The costs of several popular varieties of the fresh fruits are relatively expensive but apples command higher prices costing Rwf400 in most major retail outlets and Rwf350 in markets.
One major step to stop apple fruit imports was to import seedlings that are still on trial in different research centres across the country.
According to Nsanzabaganwa Epimaque Head of Horticulture Production Division, in 2010 government through Rwanda Horticulture Development Authority (RHODA) seeds and were planted on 10hct while last year cuttings were also imported from Uganda to plant 20hactares in Gicumbi district.
“The two varieties on trial have proved the possibility to grow on Rwandan temperatures but we are still monitoring their adaptability in different parts of the country,” Nsanzabaganwa said.
The first varieties being tried in Rwanda are Anna and Dorset Golden, the types that have been proved to be grown in other tropical countries including neighboring Uganda.
“They Anna and Dorset Golden are normally better with 1500 metres above the sea mean level and most parts of our country are in that range of altitude especially in North, South and Western parts,” he said.
Last year imported apples were valued at Rwf231, 609,233 million from 391,857 tonnes, Rwandan apples are mainly imported from South Africa.
Government is looking on to how to produce seedlings locally because imported ones seem to be costing much at US$5 per seedling but once produced locally prices per seed will be reduced to US$2.
Nsanzabaganwa says the volumes imported can be grown in the country and on less than 20hactares.
Research also shows that these varieties take short time to blossom (two years) in tropical countries compared to any temperate where it takes four years and can be harvested twice a year unlike once year in other areas.

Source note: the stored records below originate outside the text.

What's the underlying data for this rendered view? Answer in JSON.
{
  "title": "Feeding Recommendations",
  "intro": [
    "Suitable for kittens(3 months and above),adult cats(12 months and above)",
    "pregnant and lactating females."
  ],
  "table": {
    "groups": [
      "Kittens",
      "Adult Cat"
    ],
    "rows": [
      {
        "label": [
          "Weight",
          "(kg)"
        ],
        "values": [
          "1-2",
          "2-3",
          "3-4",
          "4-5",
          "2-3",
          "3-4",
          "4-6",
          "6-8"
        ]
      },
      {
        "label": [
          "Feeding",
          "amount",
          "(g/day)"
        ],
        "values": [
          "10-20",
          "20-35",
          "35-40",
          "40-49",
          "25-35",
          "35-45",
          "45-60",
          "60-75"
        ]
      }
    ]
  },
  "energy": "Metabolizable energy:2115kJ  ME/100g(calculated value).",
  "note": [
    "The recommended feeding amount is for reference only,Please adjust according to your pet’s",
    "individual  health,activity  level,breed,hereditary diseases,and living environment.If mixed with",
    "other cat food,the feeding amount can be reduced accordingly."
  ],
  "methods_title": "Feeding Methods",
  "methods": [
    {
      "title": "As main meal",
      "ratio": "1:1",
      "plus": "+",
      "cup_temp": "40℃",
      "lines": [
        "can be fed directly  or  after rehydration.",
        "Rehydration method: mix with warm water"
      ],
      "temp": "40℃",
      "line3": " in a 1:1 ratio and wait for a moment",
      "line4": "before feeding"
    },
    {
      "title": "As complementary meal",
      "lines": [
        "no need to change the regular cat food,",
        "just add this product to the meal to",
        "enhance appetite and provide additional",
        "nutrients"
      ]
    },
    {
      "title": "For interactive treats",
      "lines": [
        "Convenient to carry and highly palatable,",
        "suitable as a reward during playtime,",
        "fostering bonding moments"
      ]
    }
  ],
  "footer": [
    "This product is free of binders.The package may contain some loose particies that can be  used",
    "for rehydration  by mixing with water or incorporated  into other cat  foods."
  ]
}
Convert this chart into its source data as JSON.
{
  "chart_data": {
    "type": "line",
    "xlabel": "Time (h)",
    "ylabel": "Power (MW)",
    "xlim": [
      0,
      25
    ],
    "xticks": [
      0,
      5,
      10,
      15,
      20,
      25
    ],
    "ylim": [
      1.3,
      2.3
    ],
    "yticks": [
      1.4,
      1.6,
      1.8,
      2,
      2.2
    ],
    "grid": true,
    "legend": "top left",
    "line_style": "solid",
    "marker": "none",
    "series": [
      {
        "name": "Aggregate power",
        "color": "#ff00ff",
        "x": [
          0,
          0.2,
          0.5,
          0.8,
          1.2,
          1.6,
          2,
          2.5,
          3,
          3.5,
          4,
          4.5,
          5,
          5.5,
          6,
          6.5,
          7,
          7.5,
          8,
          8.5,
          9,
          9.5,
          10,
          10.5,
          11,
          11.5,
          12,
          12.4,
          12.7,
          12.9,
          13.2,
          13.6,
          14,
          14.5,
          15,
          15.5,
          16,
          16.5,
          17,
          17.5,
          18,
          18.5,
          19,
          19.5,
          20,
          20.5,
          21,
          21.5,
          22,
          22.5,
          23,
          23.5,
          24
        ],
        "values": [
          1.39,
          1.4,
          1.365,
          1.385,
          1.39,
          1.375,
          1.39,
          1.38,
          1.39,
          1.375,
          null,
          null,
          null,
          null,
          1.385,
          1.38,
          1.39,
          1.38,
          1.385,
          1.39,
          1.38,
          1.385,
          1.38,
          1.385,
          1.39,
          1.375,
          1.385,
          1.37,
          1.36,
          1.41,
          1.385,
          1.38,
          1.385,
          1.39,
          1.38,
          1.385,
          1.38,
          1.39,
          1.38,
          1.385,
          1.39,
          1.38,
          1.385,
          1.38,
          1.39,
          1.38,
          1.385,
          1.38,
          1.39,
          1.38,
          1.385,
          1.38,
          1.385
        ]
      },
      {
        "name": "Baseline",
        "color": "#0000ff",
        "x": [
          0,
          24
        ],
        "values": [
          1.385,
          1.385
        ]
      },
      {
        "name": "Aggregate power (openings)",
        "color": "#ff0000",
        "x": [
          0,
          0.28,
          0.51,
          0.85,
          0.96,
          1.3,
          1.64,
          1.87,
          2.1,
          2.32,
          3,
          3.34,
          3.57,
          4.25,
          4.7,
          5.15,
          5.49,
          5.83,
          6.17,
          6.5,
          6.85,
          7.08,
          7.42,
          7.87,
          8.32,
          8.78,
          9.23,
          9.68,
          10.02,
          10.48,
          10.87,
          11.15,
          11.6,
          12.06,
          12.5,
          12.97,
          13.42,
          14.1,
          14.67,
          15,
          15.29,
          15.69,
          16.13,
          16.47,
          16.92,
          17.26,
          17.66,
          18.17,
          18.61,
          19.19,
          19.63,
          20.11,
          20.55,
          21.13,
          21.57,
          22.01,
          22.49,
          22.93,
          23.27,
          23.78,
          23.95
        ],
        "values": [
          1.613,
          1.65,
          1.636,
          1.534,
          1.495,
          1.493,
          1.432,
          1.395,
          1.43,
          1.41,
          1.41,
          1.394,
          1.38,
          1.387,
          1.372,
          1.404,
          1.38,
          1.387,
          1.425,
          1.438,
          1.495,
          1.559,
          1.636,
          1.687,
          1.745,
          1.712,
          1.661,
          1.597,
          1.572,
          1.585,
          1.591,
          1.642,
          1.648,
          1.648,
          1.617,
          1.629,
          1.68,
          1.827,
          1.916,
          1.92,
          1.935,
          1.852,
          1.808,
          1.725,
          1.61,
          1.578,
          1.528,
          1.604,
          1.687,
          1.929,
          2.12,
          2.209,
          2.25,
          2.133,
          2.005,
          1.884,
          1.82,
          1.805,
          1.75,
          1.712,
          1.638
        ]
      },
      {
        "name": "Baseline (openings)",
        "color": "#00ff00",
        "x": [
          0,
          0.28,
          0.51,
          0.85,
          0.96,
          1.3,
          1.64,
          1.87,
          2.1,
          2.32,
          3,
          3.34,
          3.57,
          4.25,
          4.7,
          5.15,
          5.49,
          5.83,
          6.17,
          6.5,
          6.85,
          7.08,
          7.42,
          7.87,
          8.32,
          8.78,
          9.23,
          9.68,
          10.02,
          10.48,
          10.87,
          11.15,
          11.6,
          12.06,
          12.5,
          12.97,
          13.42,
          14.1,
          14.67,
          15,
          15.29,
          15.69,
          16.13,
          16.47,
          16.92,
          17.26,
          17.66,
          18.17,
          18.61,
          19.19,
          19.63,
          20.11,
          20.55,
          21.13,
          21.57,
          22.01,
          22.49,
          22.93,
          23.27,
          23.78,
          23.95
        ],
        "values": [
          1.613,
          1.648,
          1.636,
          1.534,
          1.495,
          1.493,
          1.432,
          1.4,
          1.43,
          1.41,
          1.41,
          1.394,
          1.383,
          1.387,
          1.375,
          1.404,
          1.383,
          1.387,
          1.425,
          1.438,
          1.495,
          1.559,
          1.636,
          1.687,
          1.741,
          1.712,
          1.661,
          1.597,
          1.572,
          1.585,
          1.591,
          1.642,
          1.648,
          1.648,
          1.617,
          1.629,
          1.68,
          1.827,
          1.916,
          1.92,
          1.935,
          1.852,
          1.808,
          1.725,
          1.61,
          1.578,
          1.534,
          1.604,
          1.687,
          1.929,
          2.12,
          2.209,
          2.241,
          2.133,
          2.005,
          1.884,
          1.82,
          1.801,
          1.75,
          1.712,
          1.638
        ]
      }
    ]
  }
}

“Early fruit bearing, and possibilities to be harvested twice a year are proof that the crop can yield high with the country’s temperatures and the potential it has to bridge the imports,” he assured.
He however, says it’s difficult to know the market demand due to limited supply.
Awareness campaign on the crop is intended to be conducted across the country because farmers still believe that apples could only thrive in European countries or those countries with cold climates (winter).
It is expected that once farmers take up apple growing, the market is overwhelming but also slash price and make fruits affordable by many Rwandans.
However, a number of challenges threaten this flourishing new crop.
A lot of awareness is needed on how to take care of the crop like defoliation and other good agricultural practices to maximize production.
It is said that apples can allow inter-cropping; they don’t need frequent plaughing and weeding yet with 50 years of commercial production.